Imagine my surprise therefore that this ridiculous structure had been delivered, in place of the marquee tent:


Yes, that's right, it's known by many as a Wendy House.  Quite how this arrived at Fanny Towers and was expected to host three hundred people, I do not know.   This was clearly either a grave mistake or a banal joke.  After many threats to bulldoze their offices with my on-site JCB digger, the hire company finally came and replaced it with this:


The hire company manager quipped that two opposing Product Order Codes on their website are one digit apart, and due to human error, an infant's 1 metre by 1 metre Wendy House was delivered instead of a 300-person marquee tent the size of a tennis court.

I will have, however, an eternal grievance against the hire company, for their mistake and the cavalier curtness of their manager, whose photograph - taken directly from their corporate website - I am happy to publish here in an attempt at shaming him for his disservice to me.


Cook has been baking a dazzling selection of cakes for the occasion, with instructions by none other than moi to create pastries and delicacies that give a strong nod to the local church and general religious themes.

Here is one particular such cake.  Isn't it lovely?  I do hope the vicar will like it and recognise the religious symbolism.

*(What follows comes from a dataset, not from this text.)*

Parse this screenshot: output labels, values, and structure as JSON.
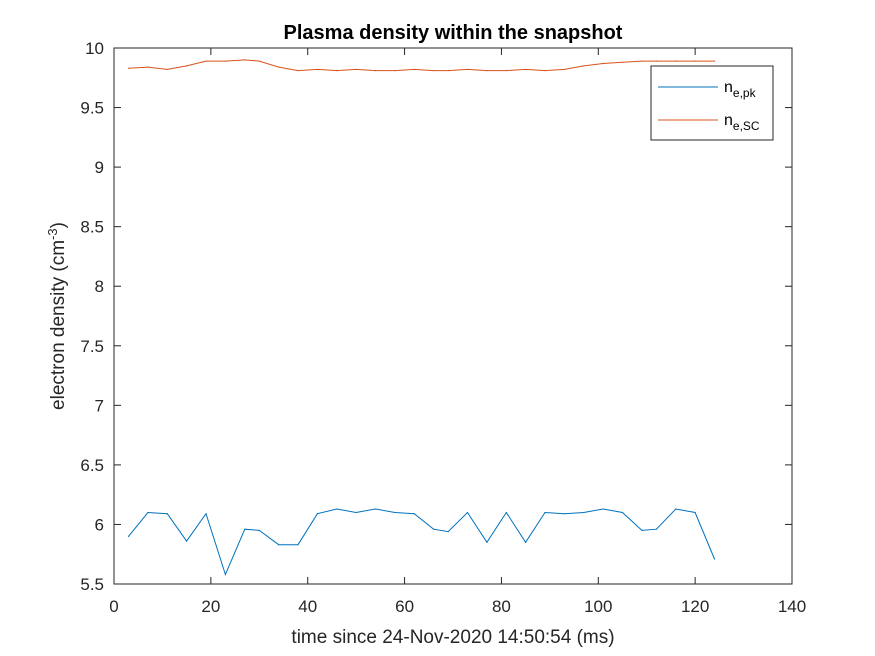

I have always believed the saying "the devil is in the detail" and I would normally serve this type of cake on a doily, such as this:


However, the 'unskilled labour' calling itself my staff, completely failed to order these Collectors' Items, pink cake doilies with lace trim at all, leaving me embroiled in a standoff battle against a hornets' nest of scullery maids and personal secretaries who, in my opinion, should be sacked with no pay and thrown into the streets to beg for scraps.

Driven into a murderous rage by this, I drove myself in the general direction of Swindon, hell-bent on finding a good alternative at Asda or somewhere else.

En route, overcome by a splitting headache and nausea at the impending doom of not having doilies and having to "make do" with rubbish Asda equivalents, I called in at my favourite exclusive restaurant for a gin and tonic and a steak tartare.   Just as I was using the conveniences, I noticed these:


These delightful devices, made entirely from plastic, and coming in three different colours, are known as Urinal Splash Mats.  I couldn't believe when I saw them there.  I whipped them out, gave them a quick rinse under the tap and put them into a plastic carrier bag and drove straight back to Fanny Towers.

I intend to use these Urinal Splash Mats as the perfect alternative to the doilies!